The proposition appears to be true universally, and in 1849 Kummer , by means of ideal primes, proved it to be so for all numbers except those (if any) which satisfy three conditions. It is not known whether any number can be found to satisfy these conditions, but it seems unlikely, and it has been shown that there is no number less than 100 which does so. The proof is complicated and difficult, and there can be little doubt is based on considerations unknown to Fermat. I may add that to prove the truth of the proposition when n is greater than 4, it obviously is sufficient to confine ourselves to cases where n is a prime, and the first step in Kummer’s demonstration is to show that in such cases one of the numbers x, y, z must be divisible by n.

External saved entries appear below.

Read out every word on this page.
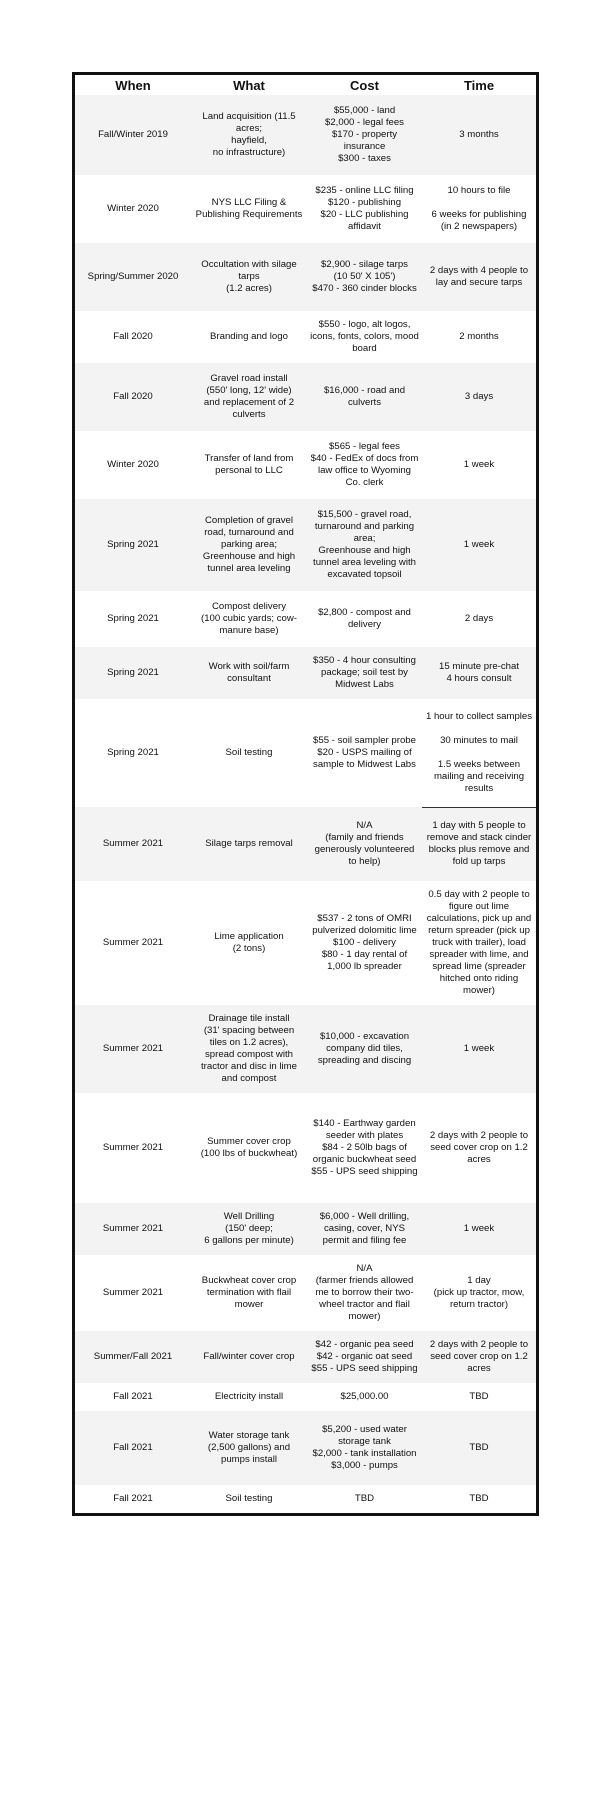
When	What	Cost	Time
Fall/Winter 2019	Land acquisition (11.5 acres;
hayfield,
no infrastructure)	$55,000 - land
$2,000 - legal fees
$170 - property insurance
$300 - taxes	3 months
Winter 2020	NYS LLC Filing & Publishing Requirements	$235 - online LLC filing
$120 - publishing
$20 - LLC publishing affidavit	10 hours to file

6 weeks for publishing (in 2 newspapers)
Spring/Summer 2020	Occultation with silage tarps
(1.2 acres)	$2,900 - silage tarps
(10 50' X 105')
$470 - 360 cinder blocks	2 days with 4 people to lay and secure tarps
Fall 2020	Branding and logo	$550 - logo, alt logos, icons, fonts, colors, mood board	2 months
Fall 2020	Gravel road install
(550' long, 12' wide)
and replacement of 2 culverts	$16,000 - road and culverts	3 days
Winter 2020	Transfer of land from personal to LLC	$565 - legal fees
$40 - FedEx of docs from law office to Wyoming Co. clerk	1 week
Spring 2021	Completion of gravel road, turnaround and parking area;
Greenhouse and high tunnel area leveling	$15,500 - gravel road, turnaround and parking area;
Greenhouse and high tunnel area leveling with excavated topsoil	1 week
Spring 2021	Compost delivery
(100 cubic yards; cow-manure base)	$2,800 - compost and delivery	2 days
Spring 2021	Work with soil/farm consultant	$350 - 4 hour consulting package; soil test by Midwest Labs	15 minute pre-chat
4 hours consult
Spring 2021	Soil testing	$55 - soil sampler probe
$20 - USPS mailing of sample to Midwest Labs	1 hour to collect samples

30 minutes to mail

1.5 weeks between mailing and receiving results
Summer 2021	Silage tarps removal	N/A
(family and friends generously volunteered to help)	1 day with 5 people to remove and stack cinder blocks plus remove and fold up tarps
Summer 2021	Lime application
(2 tons)	$537 - 2 tons of OMRI pulverized dolomitic lime
$100 - delivery
$80 - 1 day rental of 1,000 lb spreader	0.5 day with 2 people to figure out lime calculations, pick up and return spreader (pick up truck with trailer), load spreader with lime, and spread lime (spreader hitched onto riding mower)
Summer 2021	Drainage tile install
(31' spacing between tiles on 1.2 acres), spread compost with tractor and disc in lime and compost	$10,000 - excavation company did tiles, spreading and discing	1 week
Summer 2021	Summer cover crop
(100 lbs of buckwheat)	$140 - Earthway garden seeder with plates
$84 - 2 50lb bags of organic buckwheat seed
$55 - UPS seed shipping	2 days with 2 people to seed cover crop on 1.2 acres
Summer 2021	Well Drilling
(150' deep;
6 gallons per minute)	$6,000 - Well drilling, casing, cover, NYS permit and filing fee	1 week
Summer 2021	Buckwheat cover crop termination with flail mower	N/A
(farmer friends allowed me to borrow their two-wheel tractor and flail mower)	1 day
(pick up tractor, mow, return tractor)
Summer/Fall 2021	Fall/winter cover crop	$42 - organic pea seed
$42 - organic oat seed
$55 - UPS seed shipping	2 days with 2 people to seed cover crop on 1.2 acres
Fall 2021	Electricity install	$25,000.00	TBD
Fall 2021	Water storage tank
(2,500 gallons) and pumps install	$5,200 - used water storage tank
$2,000 - tank installation
$3,000 - pumps	TBD
Fall 2021	Soil testing	TBD	TBD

Naturally there has been much speculation as to how Fermat arrived at the result. The modern treatment of higher arithmetic is founded on the special notation and processes introduced by Gauss, who pointed out that the theory of discrete magnitude is essentially different from that of continuous magnitude, but until the end of the last century the theory of numbers was treated as a branch of algebra, and such proofs by Fermat as are extant involve nothing more than elementary geometry and algebra, and indeed some of his arguments do not involve any symbols. This has led some writers to think that Fermat used none but elementary algebraic methods. This may be so, but the following remark, which I believe is not generally known, rather points to the opposite conclusion. He had proposed, as a problem to the English mathematicians, to show that there was only one integral solution of the equation x 2 + 2 = y 3 : the solution evidently being x = 5, y = 3. On this he has a note to the effect that there was no difficulty in finding a solution in rational fractions, but that he had discovered an entirely new method—sane pulcherrima et subtilissima—which enabled him to solve such questions in integers. It was his intention to write a work† on his researches in the theory of numbers, but it was never completed, and we know but little of his methods of analysis. I venture however to add my private suspicion that continued fractions played a not unimportant part in his researches, and as strengthening this conjecture I may note that some of his more recondite results—such as the theorem that a prime of the form 4n+ 1 is expressible as the sum of two squares—may be established with comparative ease by properties of such fractions.